Image Warping and Mosaicing

Tianhui (Lily) Yang CS194 Spring 2020

please view on half screen for best visuals

Introduction

short summary of what this was all about :)

In this project, we utilized a homography (perspective) transformation to rectify images and produce warped versions for later image stitching. Points were manually selected and sources for images that are not my own are linked below.
Museum Time Magazine: Museum

Part 1: Rectification

A common task is to align images to a standard frame. In this part of the project, we selected images with portraying objects with rectangular frames and transformed them into a front view rectangle.



r_pen


1.1: Methods

homography
Equation from Lecture Slides

To begin rectification we first analyzed the homography matrix as shown below. It contains 9 values with 8 degrees of freedom, which is enforced through assigning the last value of the matrix to be 1. We can solve for the scaling factor w, by utilizing the last row of the homography matrix. This then allows us to rewrite the equation in the form of least squares, approximating for the values within the homography matrix. Though only four equations are necessary for a homography to be calculated, there may be larger noise. To combat this, we overload our system of equations and find the best fit.

least squares
Slide Courtesy Robert Collins, CSE486, Penn State

In order to find the correct homography matrix, H, we needed to first define points of correspondence in our start image and our desired image (front view rectangle). We used ginput to annotate the feature points and utilized the four corners of the image as destination points.
After the correspondence points were found, we continued with the following steps
1. Computed the H matrix
2. Estimated output by finding points that correspond to corners via H
3. Retrieved all points in our output image using skimage polygon
4. Performed an inverse transformation to map output points to possible inputs, and then dividng the points by the scaling factor, w.
4. Clipped out of bound values and adjusted image size
6. Assigned the pixel values within our input image to their respective indexes in a blank version of our output image.


1.2: Results

Here are some outcomes of rectification!

kiwi r_kiwi


Here we see a kiwibot. We chose the four points of the kiwibot label and made them correspond to the four points of the image. Now we can see a rectivied version, though grainy.

art sideways

We then looked at the art pieces in a museum and it was able to make a distorted painting look the right proportions.

drawing r_drawing

I used to like perspective art a lot, guess it's been put to good use.

architecture building

This result was pretty interesting because it was able to change the view of a building. There were some parts of the image that were missing due to output image size constraints.

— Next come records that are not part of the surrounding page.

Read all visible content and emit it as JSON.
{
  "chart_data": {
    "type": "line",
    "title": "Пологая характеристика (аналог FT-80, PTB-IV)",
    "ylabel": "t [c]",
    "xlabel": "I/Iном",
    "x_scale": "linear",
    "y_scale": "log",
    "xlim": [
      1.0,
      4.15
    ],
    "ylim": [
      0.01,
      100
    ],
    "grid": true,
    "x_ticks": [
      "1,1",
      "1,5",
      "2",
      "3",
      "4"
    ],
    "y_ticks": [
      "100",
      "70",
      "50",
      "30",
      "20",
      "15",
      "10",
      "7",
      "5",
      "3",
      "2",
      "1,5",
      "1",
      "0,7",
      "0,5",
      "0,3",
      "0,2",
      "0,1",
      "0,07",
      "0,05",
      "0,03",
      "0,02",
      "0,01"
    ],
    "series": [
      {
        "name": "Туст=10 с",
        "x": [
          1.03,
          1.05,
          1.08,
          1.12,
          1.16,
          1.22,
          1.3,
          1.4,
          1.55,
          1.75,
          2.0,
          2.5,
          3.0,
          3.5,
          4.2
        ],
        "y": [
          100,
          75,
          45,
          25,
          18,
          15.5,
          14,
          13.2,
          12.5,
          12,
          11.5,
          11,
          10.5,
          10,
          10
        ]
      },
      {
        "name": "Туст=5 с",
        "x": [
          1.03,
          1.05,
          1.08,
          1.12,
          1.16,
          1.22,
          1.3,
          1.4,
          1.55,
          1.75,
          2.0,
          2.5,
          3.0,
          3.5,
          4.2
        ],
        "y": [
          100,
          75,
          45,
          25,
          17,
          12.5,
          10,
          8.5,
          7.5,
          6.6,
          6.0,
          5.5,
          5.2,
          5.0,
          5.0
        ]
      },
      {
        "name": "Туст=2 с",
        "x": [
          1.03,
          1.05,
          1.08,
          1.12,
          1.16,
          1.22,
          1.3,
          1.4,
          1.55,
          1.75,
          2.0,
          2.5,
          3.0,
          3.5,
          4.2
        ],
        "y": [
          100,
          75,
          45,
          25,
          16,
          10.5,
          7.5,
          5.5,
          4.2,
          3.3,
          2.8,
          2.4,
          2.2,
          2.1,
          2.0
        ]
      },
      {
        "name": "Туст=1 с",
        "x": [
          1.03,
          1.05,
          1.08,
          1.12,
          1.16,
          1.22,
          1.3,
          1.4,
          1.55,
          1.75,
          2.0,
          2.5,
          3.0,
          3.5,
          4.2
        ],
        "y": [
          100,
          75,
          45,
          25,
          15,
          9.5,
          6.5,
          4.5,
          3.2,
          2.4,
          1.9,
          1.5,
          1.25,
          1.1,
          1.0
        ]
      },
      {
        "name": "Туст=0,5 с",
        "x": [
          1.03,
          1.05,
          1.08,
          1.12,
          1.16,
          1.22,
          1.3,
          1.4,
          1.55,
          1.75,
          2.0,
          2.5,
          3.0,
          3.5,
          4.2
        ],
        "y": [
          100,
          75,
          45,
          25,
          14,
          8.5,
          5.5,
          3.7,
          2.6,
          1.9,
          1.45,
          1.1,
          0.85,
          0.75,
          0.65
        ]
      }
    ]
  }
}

In the next part (stitching and auto-stitching), there would be methods to account for empty locations and entire image transformations.

face r_face

More self art promo :').

1.3: Panoramas

Here we extend the applications of rectification and utilize image stitching to warp between images. Using a tripod and rotating the camera, we took 3 photos from the same place. Correspondence points of between 16-30 is satisfactory for producing results. First we performed warping between the left and the middle, and then the middle and the right. After adjusting dimensions, we then warped the two halves together. We used a gaussian mask and alpha blended the images.

2Lane_L

Warping the Left and the Middle, the the Middle and the Right

left

Finally, warping the two halves together

pano

As you can see, there are some ghosting effects, especially in the middle of the image. Some places are also shifted higher than others. This may be due to greater need in correspondence points or unintended shifts while taking the images.

1Road_L

Another one!

pano

1.4: Insights

It took me quite a while to debug my homography calculation, but through it, I recognized the importance of having w and having consistent ordering of correspondence points. Overall, this was pretty fun and I was glad I could go outside to try to take good photos (though not successful).